Doch dem ist nicht so, und mit so viel Optimismus, wie ich eigentlich gar nicht aufbringen kann, setze ich mich in den Bus. Als wir den Busbahnhof verlassen, habe ich die Hände zum Vaterunser gefaltet. Sonst bete ich nie.
Am nächsten Tag schaffe ich es nicht, dort wieder hin zu gehen. Aber meine Hoffnung, dass er es einfach vergisst, löst sich mit einem Knall in Schall und Rauch auf. Als ich noch im Bett liege und gerade einen Heulanfall hinter mir habe, hat meine Mutter die Knüpp am Telefon. Es wäre böse, schlecht, wieso ich es gemacht hätte, was ich mir gedacht hätte.

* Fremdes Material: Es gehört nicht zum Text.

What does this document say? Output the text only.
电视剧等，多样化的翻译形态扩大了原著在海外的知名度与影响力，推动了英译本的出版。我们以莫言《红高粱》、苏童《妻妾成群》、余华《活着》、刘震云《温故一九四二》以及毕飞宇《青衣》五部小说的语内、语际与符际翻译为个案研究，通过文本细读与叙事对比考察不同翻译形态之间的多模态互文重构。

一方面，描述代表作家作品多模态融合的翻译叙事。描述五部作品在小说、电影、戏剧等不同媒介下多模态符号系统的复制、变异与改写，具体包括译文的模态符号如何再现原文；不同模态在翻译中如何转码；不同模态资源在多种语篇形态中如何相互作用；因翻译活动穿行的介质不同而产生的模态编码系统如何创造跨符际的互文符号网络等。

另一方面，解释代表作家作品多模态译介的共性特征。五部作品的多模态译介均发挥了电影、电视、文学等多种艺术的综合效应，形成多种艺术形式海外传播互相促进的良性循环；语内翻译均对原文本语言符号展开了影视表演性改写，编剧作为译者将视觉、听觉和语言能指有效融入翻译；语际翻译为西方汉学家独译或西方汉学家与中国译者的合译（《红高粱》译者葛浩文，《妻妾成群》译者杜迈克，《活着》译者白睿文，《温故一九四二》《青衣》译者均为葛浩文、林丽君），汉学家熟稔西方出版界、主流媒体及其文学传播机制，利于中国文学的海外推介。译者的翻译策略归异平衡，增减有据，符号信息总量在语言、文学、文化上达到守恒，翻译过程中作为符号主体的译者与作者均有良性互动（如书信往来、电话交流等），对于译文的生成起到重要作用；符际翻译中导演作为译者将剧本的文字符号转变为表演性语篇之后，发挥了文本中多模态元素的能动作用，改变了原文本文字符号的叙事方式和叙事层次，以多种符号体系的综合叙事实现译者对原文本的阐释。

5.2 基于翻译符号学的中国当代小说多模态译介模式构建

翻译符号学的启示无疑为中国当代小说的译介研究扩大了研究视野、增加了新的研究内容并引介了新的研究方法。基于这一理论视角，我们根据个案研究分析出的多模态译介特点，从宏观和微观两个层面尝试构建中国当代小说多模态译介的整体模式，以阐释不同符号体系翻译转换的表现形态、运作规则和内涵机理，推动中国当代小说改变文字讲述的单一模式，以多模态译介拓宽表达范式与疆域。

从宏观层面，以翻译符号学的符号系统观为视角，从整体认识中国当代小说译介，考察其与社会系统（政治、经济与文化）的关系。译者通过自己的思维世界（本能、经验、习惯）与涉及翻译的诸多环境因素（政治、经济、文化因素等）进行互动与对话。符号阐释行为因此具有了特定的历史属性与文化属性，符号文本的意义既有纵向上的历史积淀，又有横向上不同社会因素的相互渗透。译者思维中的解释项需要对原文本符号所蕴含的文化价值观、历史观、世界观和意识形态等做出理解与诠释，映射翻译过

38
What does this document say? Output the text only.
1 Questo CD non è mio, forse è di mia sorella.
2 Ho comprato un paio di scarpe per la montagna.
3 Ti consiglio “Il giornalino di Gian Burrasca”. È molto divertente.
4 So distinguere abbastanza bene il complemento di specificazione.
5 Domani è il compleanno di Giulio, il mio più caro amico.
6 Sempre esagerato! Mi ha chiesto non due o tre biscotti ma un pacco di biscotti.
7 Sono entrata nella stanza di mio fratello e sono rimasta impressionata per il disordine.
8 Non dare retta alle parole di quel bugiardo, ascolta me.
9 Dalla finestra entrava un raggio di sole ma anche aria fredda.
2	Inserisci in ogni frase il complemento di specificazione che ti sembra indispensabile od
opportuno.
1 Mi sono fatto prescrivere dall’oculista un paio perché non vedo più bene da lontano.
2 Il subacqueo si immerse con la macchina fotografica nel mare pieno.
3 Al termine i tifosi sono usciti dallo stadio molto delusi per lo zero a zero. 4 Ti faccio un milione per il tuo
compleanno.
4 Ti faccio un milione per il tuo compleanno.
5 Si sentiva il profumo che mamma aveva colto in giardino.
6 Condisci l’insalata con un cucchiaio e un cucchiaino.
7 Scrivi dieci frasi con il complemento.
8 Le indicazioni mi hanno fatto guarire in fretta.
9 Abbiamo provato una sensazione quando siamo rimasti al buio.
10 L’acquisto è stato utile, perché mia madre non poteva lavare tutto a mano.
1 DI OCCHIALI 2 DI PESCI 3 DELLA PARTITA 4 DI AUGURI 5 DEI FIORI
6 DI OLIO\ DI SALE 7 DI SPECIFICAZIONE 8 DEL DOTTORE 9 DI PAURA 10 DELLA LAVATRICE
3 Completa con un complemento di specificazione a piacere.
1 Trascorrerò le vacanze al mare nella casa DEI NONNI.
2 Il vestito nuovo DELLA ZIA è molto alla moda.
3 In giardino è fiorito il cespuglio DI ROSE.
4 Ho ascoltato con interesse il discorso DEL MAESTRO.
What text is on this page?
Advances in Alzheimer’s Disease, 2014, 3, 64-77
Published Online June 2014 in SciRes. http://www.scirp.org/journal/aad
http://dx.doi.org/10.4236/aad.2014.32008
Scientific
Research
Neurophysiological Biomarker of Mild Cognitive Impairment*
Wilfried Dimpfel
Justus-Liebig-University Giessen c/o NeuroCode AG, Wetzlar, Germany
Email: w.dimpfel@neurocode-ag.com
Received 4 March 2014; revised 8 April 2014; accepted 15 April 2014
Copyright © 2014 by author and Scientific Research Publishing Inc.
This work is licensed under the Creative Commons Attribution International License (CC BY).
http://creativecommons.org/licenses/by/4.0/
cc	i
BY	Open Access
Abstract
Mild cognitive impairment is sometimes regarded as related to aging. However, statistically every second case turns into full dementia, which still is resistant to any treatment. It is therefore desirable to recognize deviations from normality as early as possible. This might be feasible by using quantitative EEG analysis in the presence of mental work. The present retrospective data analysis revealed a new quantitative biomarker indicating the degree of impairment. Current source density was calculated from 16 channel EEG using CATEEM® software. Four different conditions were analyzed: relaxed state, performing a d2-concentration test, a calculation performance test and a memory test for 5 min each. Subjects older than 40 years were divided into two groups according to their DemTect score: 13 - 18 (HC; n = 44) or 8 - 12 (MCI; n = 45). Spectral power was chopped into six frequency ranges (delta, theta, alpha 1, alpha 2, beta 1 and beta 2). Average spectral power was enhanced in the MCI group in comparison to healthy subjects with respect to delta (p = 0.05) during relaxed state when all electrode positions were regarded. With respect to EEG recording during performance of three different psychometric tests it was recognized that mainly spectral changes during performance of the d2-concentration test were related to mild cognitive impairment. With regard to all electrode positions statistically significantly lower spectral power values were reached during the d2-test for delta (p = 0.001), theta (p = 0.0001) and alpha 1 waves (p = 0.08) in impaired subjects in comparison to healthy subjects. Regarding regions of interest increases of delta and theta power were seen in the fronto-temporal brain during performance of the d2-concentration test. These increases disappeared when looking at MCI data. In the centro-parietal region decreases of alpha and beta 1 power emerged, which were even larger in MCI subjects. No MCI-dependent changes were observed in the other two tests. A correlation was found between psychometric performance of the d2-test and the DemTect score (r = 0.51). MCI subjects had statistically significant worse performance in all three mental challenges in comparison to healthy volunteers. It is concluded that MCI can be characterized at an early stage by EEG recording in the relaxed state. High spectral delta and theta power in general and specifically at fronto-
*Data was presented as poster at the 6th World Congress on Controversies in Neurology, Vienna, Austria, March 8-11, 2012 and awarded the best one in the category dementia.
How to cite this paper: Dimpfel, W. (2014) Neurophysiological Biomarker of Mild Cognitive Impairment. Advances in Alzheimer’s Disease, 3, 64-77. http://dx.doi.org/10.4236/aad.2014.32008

Und ein Termin. Am Mittwoch werden ich und meine Eltern zum Gespräch geladen.

Ein Ende kann schön sein und dich befreien, und in der Regel merkst du schnell, dass es nicht hätte besser laufen können. Im Nachhinein von drei Wochen ist es in der Regel leichter. Langsame Enden jedoch vermitteln dir den Anschein einer haltbaren Dauerlösung, aber wenn sie dir in Wirklichkeit höheren Druck auferlegen als den, den ein plötzliches Ende auf deine Schultern zu legen vermag, sind sie das schrecklichste was eine Kreatur mit dem schmeichelhaften Bezeichnung homo sapiens sapiens

dir antun kann.
Es war ein Anfang. Der Anfang eines schrecklichen Endes. Dieser Tag war der der Götterdämmerung, der letzte Tag des scheinbaren Friedens, den ich mir die Jahre zuvor erkämpft hatte. Und hatte ich gedacht, das Kämpfen habe für einige Zeit ein Ende – ich hatte mich getäuscht.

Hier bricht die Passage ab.